Hackathorns also seek this court’s review of the judgment on the counterclaim of FSL and POA.

This court is unable to locate anyplace where the record shows the trial court conferred appealability on that judgment under Rule 74.01(b) by expressly determining there was no just reason for delay.

This court therefore holds that none of the trial court’s rulings upon which Hacka-thorns seek review in the present appeal are eligible therefor.

Obtaining appellate review in this case should be neither difficult nor mysterious. The only requirement is a judgment adjudicating all of the counts the trial court intends to adjudicate. If some counts remain unadjudicated, appealability can be conferred by the simple step in Rule 74.01(b). To enable the parties and this court to identify all of the counts that have been disposed of, as well as those that remain pending, the judgment should also identify — by number — all of the counts that have been dismissed.16

There should be one judgment meeting the requirements in the preceding paragraph.17

Appeal dismissed.

*42SHRUM and MONTGOMERY, JJ., concur. PARRISH, J., recused.

. The current version of Rule 74.01(b), Missouri Rules of Civil Procedure, took effect January 1, 1995.

. Of the sixteen plaintiffs, there were seven husband-wife pairs (one pair being the Haekathorns) and two single plaintiffs.
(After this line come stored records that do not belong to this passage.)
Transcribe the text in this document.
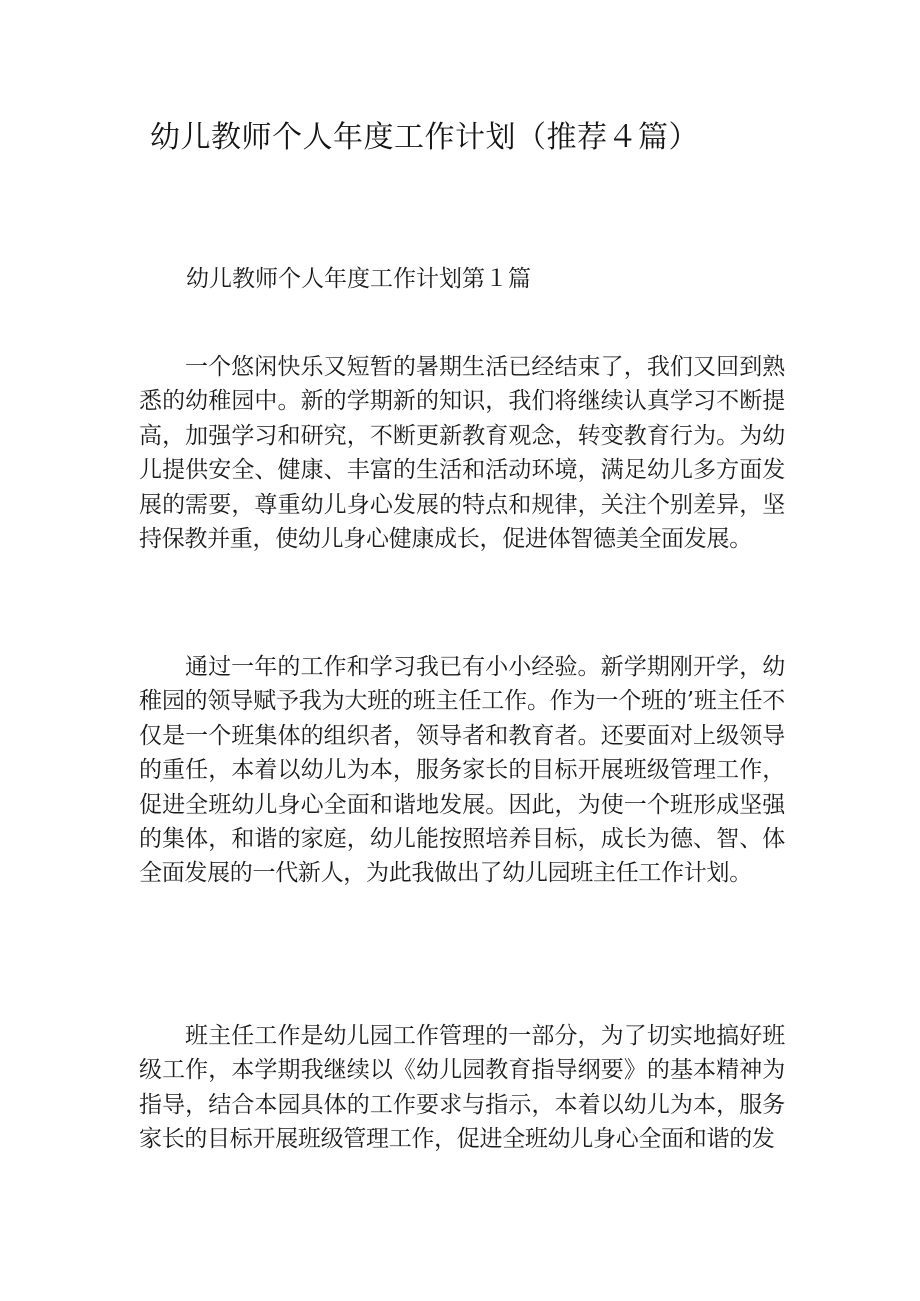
幼儿教师个人年度工作计划（推荐４篇）
幼儿教师个人年度工作计划第１篇

一个悠闲快乐又短暂的暑期生活已经结束了，我们又回到熟悉的幼稚园中。新的学期新的知识，我们将继续认真学习不断提高，加强学习和研究，不断更新教育观念，转变教育行为。为幼儿提供安全、健康、丰富的生活和活动环境，满足幼儿多方面发展的需要，尊重幼儿身心发展的特点和规律，关注个别差异，坚持保教并重，使幼儿身心健康成长，促进体智德美全面发展。

通过一年的工作和学习我已有小小经验。新学期刚开学，幼稚园的领导赋予我为大班的班主任工作。作为一个班的’班主任不仅是一个班集体的组织者，领导者和教育者。还要面对上级领导的重任，本着以幼儿为本，服务家长的目标开展班级管理工作，促进全班幼儿身心全面和谐地发展。因此，为使一个班形成坚强的集体，和谐的家庭，幼儿能按照培养目标，成长为德、智、体全面发展的一代新人，为此我做出了幼儿园班主任工作计划。

班主任工作是幼儿园工作管理的一部分，为了切实地搞好班级工作，本学期我继续以《幼儿园教育指导纲要》的基本精神为指导，结合本园具体的工作要求与指示，本着以幼儿为本，服务家长的目标开展班级管理工作，促进全班幼儿身心全面和谐的发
. Hackathom-1 referred to Four Seasons Lakesites Property Owners Association, Inc. as "POA.” 959 S.W.2d at 955. For continuity, this opinion adheres to that designation.

. That trial occurred September 24-27, 1996.

. Hackathom-1 states the third amended petition contained 48 counts. 959 S.W.2d at 956. The third amended petition, a 112-page document, contains counts numbered 1 through 48; however, there are two counts numbered 24.

. Footnote 2, supra.

. Hackathom-1 states: "Although not reflected by any docket entry, during pretrial proceedings relating to count 3, [Hacka-thorns] dropped their claim for intentional misrepresentation against POA.” 959 S.W.2d at 955 n. 2.

. Whether the cryptic judgment, handwritten on the docket sheet, satisfies the requirements for a judgment in Rule 74.01(a) need not be decided, as a ruling on that issue is unnecessary in disposing of this appeal.

. As explained earlier, there were five other "Intentional Misrepresentation” counts and three "Fraudulent Misrepresentation” counts.

. This court divines the "conversion claim” referred to in the June 9, 1998, entry is the "conversion claim” referred to in Hackathorn-1, 959 S.W.2d at 956, i.e., count 5.

. Twenty-five months earlier, on July 26, 1996, the trial court had filed a 16-page document denominated "Findings of Fact and Conclusions of Law.” The document was based on evidence heard by the trial court October 30-31, 1995. A docket entry July 26, 1996, reads: "Summary Judgment as to some issues entered per Findings & Conclusions filed.”

. See footnote 10, supra.

. Footnote 7, supra.

. Footnote 8, supra.

. The version of Rule 74.01(a) in force when the 1996 Findings and Conclusions were filed was the version in Missouri Rules of Civil Procedure (1996).

. This court gleans from the record that sundry counts labeled "Negligent Misrepresentation” and other counts labeled "Negligence” were dismissed by the plaintiffs before the jury trial on count 3. This court further divines that sundry other counts, some labeled "Tortious Interference with Contract and with Prospective Advantage,” were dismissed by the trial court for failure to state a cause of action.

.The absence of such a judgment in the existing record sent this court on an operose search through the massive record in an effort to determine whether it had appellate *42jurisdiction. See: Skalecki v. Small, 951 S.W.2d 342, 347 n. 7 (Mo.App. S.D.1997). As wryly observed by POA in a notable understatement: “POA would agree that the record in this case is not as clean as it should be.”